L’ennui pour le président, c’est qu’il y a déjà eu un précédent mélange des genres. L’eurodéputé a diffusé via les listes de mails du conseil régional son bilan continental. « Ce succès s’explique grâce à une capacité d’action et d’influence décuplée à Bruxelles comme à Strasbourg. Notre Région est devenu un interlocuteur crédible, efficace et respecté par les institutions européennes », se félicite-t-il alors. Le document en pièce jointe, 136 pages d’auto-célébration, mêle lui aussi les genres. « Finalement, sont fournis les contacts de la région associés à une partie des relations européennes de la région, en les engageant de cette façon dans un discours partisan », s’émeut un des destinataires.

En dernière page en effet, on retrouve le numéro de téléphone de la direction des services européens de la région. « La région n’a pas financé ce document, assure alors le cabinet. Il a été entièrement rédigée par le bureau parlementaire. » Lequel bureau est en fait situé dans l’enceinte de la région où Renaud Museilier loue un petit local. L’entourage du président reconnaît toutefois « une erreur de mail » ayant conduit à la diffusion via les canaux régionaux de ce fichier.
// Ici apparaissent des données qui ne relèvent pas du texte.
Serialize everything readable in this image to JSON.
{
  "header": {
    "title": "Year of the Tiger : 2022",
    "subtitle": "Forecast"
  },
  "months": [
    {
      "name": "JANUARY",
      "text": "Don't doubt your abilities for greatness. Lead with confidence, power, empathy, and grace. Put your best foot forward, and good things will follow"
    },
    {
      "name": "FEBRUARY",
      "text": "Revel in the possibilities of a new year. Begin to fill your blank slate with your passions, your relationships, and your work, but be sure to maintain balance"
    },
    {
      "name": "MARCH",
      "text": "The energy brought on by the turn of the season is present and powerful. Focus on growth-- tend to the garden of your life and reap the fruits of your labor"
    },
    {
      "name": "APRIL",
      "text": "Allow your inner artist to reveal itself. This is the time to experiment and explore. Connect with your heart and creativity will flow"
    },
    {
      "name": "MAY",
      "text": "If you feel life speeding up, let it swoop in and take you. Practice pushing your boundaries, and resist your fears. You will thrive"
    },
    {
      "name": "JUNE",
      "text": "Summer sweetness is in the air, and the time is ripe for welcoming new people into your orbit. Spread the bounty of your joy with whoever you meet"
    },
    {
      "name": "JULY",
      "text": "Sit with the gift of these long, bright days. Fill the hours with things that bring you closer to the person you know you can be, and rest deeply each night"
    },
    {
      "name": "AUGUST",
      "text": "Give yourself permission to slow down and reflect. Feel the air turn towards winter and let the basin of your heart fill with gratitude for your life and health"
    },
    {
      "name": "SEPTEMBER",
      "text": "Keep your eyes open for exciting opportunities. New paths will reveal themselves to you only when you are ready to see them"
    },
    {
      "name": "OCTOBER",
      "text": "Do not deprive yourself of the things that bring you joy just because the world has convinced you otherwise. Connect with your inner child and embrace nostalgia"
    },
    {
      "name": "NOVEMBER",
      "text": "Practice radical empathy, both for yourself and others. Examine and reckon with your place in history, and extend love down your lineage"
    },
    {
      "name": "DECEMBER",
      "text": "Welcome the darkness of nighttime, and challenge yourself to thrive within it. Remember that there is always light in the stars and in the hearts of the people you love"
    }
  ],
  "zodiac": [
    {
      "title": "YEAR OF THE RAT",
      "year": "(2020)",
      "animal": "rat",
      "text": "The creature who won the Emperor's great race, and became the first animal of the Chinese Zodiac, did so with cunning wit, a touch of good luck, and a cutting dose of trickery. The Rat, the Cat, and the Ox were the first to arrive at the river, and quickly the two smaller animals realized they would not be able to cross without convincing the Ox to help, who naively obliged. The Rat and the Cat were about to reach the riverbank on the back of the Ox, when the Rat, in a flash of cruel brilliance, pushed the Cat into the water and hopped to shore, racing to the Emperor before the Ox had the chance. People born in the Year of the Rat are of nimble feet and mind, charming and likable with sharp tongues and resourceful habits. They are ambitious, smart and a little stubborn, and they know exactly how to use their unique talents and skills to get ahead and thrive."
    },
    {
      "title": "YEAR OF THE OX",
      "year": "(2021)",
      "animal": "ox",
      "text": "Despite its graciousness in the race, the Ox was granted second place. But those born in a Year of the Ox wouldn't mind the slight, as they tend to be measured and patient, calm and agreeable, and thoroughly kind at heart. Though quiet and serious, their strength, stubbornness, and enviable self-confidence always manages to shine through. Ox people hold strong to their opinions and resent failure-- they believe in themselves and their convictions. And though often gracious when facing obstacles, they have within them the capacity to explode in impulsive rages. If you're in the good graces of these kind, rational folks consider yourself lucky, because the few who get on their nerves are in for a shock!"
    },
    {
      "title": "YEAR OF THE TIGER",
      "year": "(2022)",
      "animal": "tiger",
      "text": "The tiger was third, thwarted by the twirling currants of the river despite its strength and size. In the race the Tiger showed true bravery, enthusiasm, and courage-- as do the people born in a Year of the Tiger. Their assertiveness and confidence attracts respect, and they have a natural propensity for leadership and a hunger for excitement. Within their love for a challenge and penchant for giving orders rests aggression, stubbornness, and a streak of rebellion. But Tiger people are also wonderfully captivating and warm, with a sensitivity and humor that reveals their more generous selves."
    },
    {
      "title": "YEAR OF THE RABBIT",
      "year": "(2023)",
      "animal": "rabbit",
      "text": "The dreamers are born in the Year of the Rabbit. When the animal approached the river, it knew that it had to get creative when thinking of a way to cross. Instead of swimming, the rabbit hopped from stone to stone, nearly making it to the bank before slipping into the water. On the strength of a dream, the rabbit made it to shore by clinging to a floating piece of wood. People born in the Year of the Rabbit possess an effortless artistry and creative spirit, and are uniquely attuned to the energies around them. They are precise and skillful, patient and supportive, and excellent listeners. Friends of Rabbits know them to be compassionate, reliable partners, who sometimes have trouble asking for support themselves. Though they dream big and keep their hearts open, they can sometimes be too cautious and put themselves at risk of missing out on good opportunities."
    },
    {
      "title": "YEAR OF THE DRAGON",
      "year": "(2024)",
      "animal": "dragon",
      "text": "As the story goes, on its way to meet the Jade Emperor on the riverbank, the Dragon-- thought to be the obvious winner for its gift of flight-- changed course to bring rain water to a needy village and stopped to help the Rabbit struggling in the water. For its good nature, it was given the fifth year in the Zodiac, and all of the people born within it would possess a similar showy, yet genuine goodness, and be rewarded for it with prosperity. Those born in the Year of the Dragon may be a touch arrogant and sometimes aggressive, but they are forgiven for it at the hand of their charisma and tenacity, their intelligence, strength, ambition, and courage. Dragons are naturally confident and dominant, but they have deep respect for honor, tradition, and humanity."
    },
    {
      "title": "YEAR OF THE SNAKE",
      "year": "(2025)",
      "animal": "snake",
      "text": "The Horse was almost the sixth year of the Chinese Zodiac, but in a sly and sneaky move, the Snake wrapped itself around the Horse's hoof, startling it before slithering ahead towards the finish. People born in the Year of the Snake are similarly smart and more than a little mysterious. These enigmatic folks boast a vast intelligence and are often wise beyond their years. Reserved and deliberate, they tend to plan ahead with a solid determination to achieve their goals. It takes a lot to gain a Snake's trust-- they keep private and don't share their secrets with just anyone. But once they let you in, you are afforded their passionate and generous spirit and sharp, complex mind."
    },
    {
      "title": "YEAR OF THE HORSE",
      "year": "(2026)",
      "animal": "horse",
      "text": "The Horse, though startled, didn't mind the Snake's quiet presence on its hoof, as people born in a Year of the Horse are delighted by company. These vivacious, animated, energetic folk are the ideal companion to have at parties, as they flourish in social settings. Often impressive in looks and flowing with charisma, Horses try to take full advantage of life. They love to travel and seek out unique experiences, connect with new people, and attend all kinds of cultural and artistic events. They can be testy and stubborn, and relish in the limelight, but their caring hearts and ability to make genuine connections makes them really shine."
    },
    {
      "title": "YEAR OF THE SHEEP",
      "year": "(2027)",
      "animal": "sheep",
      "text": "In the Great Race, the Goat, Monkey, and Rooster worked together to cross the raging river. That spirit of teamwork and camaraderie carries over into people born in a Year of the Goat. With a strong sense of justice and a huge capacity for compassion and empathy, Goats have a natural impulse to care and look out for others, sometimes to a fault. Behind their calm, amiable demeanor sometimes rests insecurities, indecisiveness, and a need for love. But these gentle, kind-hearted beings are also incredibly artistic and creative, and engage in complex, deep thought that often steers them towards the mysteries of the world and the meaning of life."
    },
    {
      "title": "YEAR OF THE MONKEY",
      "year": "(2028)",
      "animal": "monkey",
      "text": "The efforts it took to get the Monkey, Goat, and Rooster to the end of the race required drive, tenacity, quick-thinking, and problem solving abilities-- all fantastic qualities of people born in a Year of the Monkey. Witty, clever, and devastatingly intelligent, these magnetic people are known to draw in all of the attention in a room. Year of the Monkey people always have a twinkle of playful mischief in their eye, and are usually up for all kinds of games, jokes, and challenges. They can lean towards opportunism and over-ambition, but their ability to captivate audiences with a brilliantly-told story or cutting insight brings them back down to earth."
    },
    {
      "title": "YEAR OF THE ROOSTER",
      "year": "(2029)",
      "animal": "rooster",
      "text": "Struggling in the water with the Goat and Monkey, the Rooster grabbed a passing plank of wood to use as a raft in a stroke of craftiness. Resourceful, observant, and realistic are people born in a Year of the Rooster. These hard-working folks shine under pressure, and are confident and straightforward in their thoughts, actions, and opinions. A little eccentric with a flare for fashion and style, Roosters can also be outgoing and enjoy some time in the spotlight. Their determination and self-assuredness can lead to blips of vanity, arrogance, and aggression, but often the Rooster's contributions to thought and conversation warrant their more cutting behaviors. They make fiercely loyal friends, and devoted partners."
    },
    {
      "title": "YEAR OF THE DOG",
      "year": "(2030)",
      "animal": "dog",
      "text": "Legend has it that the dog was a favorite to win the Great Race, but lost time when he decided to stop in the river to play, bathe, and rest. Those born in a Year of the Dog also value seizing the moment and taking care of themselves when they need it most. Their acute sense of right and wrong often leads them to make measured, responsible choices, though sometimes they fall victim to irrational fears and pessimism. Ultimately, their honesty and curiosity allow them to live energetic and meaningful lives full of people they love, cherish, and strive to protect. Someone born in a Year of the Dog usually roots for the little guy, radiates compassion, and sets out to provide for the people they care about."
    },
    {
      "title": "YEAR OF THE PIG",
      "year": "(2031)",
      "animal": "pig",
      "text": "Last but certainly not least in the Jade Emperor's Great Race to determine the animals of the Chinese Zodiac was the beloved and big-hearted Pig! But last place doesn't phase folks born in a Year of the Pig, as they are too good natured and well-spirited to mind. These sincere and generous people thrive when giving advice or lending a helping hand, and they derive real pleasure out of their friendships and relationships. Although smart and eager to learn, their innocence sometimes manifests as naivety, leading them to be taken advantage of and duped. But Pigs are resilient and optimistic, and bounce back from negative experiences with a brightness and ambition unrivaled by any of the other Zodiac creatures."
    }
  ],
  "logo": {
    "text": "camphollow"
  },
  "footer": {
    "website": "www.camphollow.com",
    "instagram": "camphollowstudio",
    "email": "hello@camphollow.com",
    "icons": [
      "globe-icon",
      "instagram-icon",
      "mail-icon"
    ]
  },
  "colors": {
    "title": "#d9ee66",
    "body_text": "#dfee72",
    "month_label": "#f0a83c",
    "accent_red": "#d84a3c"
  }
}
Enfin, ce n’est pas un des derniers courriers en date reçu par le groupe Front national de la région qui va dissiper le trouble : un appel au don et un « bulletin de souscription personnel » adressé par le parti Les Républicains à la formation d’extrême-droite qui a bien fait rire les récipiendaires. Mais pour cette fois, le cabinet peut souffler : « C’est la souscription nationale. Ils ont de vrais problèmes de fichiers à Paris, c’est hallucinant ! » Heureusement qu’à Marseille, tout a l’air carré.